Cropping Rights and Misconceptions
Since the late part of the 20th century, ear cropping has become a controversial practice. Arguing that the procedure is cruel and inhuman, animal rights groups have fought to end it. In the late 1980’s, most European countries outlawed ear cropping, including Germany. Where ear cropping is allowed, not all veterinarians believe in it and few are skilled in the technique. As the circle tightens, many Doberman lovers ship their dogs in from areas where cropping is still performed and current standards for the Doberman still include a cropped ear.
The American Veterinary Medical Association (AVMA) has pressured the American Kennel Club (AKC) to prohibit the showing of dogs with cropped ears. However, in the AKC confirmation ring the most successful Dobermans still carry a beautifully cropped set of proudly standing ears. Dobermans with the floppy unaltered ear are aloud but have thus far found no particular favor among judges.
In response to anti-cropping efforts in the United States, 24 national breed clubs have formed the National Breed Club Alliance in order to prevent ear cropping bans. Arguments for a ban state simply that the practice is cruel. Further statements may mention that the Doberman and other dogs look less intimidating with the long floppy ‘natural’ un-cropped ear.
Arguments for maintaining the practice of ear cropping begin by refuting the assertion that the procedure is cruel. No human can speak for a dog. However, Doberman owners who have handled a Doberman puppy through the cropping and subsequent ear training observe no change in behavior after the procedure which would indicate severe pain. The freshly cropped eared puppy maintains its endless appetite. It continues in rough play with litter mates and other resident animals, and shows no lack of energy.
Cropping advocates will continue. Cropping is essentially returning normal function to the ear. The long floppy ear is in fact ‘unnatural,' bred into the ancestors of the Doberman by man. The cropped ear is the tradition of the Doberman breed and of many other breeds; neglecting it leaves the dog only resembling an ideal member of its breed.
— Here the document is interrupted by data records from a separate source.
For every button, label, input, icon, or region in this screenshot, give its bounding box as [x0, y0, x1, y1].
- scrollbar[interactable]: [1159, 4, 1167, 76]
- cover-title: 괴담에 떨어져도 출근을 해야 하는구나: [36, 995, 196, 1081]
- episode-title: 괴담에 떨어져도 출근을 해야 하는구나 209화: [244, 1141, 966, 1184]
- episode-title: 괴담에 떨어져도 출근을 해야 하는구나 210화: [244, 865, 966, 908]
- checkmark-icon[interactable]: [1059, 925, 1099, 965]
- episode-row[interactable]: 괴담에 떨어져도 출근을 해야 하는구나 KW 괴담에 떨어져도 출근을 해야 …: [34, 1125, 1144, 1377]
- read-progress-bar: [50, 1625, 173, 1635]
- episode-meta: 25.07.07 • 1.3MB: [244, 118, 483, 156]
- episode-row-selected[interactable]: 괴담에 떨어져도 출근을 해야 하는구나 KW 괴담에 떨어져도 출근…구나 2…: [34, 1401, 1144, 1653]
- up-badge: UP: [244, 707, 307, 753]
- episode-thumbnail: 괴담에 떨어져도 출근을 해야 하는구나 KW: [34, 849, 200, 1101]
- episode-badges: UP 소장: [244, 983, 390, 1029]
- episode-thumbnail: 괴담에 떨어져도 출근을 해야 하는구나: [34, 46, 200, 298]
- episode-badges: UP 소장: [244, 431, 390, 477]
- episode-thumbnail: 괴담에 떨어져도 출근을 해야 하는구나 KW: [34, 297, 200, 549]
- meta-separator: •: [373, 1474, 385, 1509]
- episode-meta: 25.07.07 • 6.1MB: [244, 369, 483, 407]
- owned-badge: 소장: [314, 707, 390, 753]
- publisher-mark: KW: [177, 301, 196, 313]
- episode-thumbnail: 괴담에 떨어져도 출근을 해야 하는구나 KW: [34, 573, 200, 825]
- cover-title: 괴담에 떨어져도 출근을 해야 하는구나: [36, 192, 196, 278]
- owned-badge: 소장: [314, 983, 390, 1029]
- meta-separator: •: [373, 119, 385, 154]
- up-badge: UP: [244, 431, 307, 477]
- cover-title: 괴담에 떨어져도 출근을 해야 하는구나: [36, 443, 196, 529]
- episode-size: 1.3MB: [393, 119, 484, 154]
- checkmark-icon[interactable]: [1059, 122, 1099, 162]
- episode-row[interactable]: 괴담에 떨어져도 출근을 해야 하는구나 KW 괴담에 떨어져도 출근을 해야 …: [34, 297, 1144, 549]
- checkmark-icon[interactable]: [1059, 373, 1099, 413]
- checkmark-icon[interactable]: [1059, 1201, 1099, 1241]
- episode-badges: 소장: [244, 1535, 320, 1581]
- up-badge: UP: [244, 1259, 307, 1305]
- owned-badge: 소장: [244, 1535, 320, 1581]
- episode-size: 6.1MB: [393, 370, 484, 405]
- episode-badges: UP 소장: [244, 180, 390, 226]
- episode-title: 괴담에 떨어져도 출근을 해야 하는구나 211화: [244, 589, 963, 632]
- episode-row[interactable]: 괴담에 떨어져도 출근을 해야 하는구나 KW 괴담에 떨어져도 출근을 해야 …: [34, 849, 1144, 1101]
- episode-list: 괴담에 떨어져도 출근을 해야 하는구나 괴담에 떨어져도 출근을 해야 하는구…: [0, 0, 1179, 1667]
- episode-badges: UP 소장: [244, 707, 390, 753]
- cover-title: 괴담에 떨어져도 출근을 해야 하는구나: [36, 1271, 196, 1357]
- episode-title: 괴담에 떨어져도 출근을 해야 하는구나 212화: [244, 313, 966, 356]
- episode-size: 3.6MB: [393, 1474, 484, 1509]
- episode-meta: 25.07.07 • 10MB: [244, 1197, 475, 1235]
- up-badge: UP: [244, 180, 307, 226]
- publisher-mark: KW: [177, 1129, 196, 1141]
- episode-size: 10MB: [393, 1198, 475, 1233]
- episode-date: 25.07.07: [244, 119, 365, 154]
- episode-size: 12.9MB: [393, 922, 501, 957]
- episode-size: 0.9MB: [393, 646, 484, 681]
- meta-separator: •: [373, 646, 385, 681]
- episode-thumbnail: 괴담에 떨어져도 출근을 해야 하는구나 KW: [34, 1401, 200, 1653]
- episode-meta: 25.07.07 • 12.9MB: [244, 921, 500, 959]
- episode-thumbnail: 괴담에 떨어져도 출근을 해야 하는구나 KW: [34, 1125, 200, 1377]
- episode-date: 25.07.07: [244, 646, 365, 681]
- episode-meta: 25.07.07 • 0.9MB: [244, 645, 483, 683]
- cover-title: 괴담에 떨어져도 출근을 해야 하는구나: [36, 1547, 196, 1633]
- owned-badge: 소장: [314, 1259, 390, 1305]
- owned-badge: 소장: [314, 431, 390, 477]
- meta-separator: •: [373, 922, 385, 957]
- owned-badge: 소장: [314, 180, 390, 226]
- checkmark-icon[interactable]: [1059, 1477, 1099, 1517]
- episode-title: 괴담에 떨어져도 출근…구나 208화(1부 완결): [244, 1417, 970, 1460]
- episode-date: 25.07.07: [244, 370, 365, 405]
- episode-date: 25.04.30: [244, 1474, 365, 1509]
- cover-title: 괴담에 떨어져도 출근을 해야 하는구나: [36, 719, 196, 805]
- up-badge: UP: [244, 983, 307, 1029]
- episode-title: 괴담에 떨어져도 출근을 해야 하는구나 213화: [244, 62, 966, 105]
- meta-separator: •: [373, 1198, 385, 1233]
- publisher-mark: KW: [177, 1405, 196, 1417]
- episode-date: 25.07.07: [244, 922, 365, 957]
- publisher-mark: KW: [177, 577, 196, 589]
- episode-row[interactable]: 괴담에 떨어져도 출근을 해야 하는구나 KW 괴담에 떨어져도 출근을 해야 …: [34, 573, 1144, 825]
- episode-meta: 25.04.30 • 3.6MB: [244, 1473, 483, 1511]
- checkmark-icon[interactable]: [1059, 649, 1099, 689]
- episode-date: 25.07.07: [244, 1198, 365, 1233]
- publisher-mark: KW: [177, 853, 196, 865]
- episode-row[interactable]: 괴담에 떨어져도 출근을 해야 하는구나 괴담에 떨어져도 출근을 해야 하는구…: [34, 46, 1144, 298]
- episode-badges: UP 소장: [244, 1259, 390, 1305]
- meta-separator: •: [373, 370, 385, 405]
Advantages of a cropped ear should also be considered in the argument. Original reasons for the Doberman ear crop were to protect it. Removing the long fragile part of the ear removes liability from a protection dog. Likewise, docking the tail and breeding for a short smooth coat also removes parts of the dog that could be grasped or easily injured by an attacker. Even outside of combat these long delicate ears can be easily damaged during the Dobermans rigorous play.
Additional liability accompanies the unaltered ear in that posture is less apparent. Cropped ears display the dog’s mood in starkly evident ways that the long floppy ears are incapable of. This is an especially crucial need for a powerful protection dog, whether it is being used for protection or not.
Having handled several Dobermans through the cropping process, I will admit that the cropping procedure is somewhat uncomfortable for the dog, referring almost entirely to the weeks or months of training the ear. This discomfort is dramatically reduced by simply training the dog its self to accept the process and not to shake and scratch at what is a mild annoyance. Having also handled dogs through the process of healing an ear infection, which the ear crop prevents almost entirely, I will also admit that one ear infection is much more stressful and harmful than the entire cropping process.